Abstract:
Social determinants of health (SDoH) include forces, systems, and conditions that shape the environments in which people are born, grow, work, live, and age. Racism and climate change, for example, affect quality of life and other health outcomes through structural factors, including economic policies, social norms, and other factors that shape environments and consequently the behaviours of people. Indeed, mitigating health inequities requires attention to their root causes and adjacent factors. SDoH can have a greater effect on quality of life and other health outcomes than health-care spendings or lifestyle choices alone.1
, 2
Accordingly, we need to inform analytical models (eg, those used to assess the effect of exposures or interventions on health outcomes) to account for, analyse, and implement interventions on SDoH, such as greenspace improvements.3
In this Comment, we highlight three challenges to measuring and analysing SDoH for which data science—a cross-disciplinary set of skills to make judgements and decisions with data by using it responsibly and effectively—can be harnessed.

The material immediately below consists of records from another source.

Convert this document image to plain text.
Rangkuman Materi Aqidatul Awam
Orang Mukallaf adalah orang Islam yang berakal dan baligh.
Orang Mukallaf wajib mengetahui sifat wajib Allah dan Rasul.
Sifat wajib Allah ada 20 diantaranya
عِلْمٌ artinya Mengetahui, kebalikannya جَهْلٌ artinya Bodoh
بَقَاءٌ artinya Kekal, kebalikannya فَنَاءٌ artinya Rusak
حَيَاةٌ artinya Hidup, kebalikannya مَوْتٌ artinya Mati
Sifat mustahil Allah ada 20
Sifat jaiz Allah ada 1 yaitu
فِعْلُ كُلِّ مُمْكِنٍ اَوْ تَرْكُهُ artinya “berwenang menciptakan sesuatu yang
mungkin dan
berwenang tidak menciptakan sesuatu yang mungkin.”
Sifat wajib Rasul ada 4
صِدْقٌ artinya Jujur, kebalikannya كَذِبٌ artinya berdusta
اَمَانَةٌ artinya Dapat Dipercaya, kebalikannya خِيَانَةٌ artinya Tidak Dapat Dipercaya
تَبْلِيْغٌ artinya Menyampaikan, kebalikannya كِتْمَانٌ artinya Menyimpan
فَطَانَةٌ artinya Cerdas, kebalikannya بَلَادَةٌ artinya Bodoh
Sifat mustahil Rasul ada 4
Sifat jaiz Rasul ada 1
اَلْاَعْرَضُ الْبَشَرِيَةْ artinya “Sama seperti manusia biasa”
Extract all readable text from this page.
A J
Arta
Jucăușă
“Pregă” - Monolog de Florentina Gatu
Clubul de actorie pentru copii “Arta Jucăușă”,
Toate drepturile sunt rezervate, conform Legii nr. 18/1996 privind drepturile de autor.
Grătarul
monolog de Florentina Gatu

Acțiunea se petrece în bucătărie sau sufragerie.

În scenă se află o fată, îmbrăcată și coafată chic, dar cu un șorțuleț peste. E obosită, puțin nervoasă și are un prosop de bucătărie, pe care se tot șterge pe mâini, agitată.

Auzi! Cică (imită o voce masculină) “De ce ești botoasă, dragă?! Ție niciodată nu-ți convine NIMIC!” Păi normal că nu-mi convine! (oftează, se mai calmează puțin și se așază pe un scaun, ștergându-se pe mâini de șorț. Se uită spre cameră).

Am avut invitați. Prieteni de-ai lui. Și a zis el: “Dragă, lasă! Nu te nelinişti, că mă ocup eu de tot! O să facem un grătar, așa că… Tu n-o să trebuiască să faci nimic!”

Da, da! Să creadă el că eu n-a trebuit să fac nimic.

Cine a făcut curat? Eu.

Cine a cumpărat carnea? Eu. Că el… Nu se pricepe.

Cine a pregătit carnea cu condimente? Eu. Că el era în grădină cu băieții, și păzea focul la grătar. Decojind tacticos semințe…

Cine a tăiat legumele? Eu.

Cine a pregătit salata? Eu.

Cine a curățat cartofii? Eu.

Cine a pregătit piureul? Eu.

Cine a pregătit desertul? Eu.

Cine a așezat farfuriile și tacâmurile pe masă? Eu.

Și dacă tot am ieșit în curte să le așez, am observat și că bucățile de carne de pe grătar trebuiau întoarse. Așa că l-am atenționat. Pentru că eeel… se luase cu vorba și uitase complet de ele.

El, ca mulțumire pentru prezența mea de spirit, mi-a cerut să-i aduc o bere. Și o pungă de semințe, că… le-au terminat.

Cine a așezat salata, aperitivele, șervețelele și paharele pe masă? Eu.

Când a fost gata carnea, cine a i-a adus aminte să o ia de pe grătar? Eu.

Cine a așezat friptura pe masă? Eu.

The three challenges listed are briefly introduced and elaborated on, including clear examples of data science approaches to address: data necessary for capturing the exposure of interest at multiple levels appropriately are not always available nor easy to measure; SDoH are distal to individual health outcomes compared to biomedical determinants such as comorbidities; and the distal placement of SDoH in relation to health outcomes results in requires long periods of time to observe their effect (in some cases over decades or generations).
The complex interplay of SDoH at individual, community, societal, and policy levels, and how these determinants operate to affect health outcomes is shown in the figure.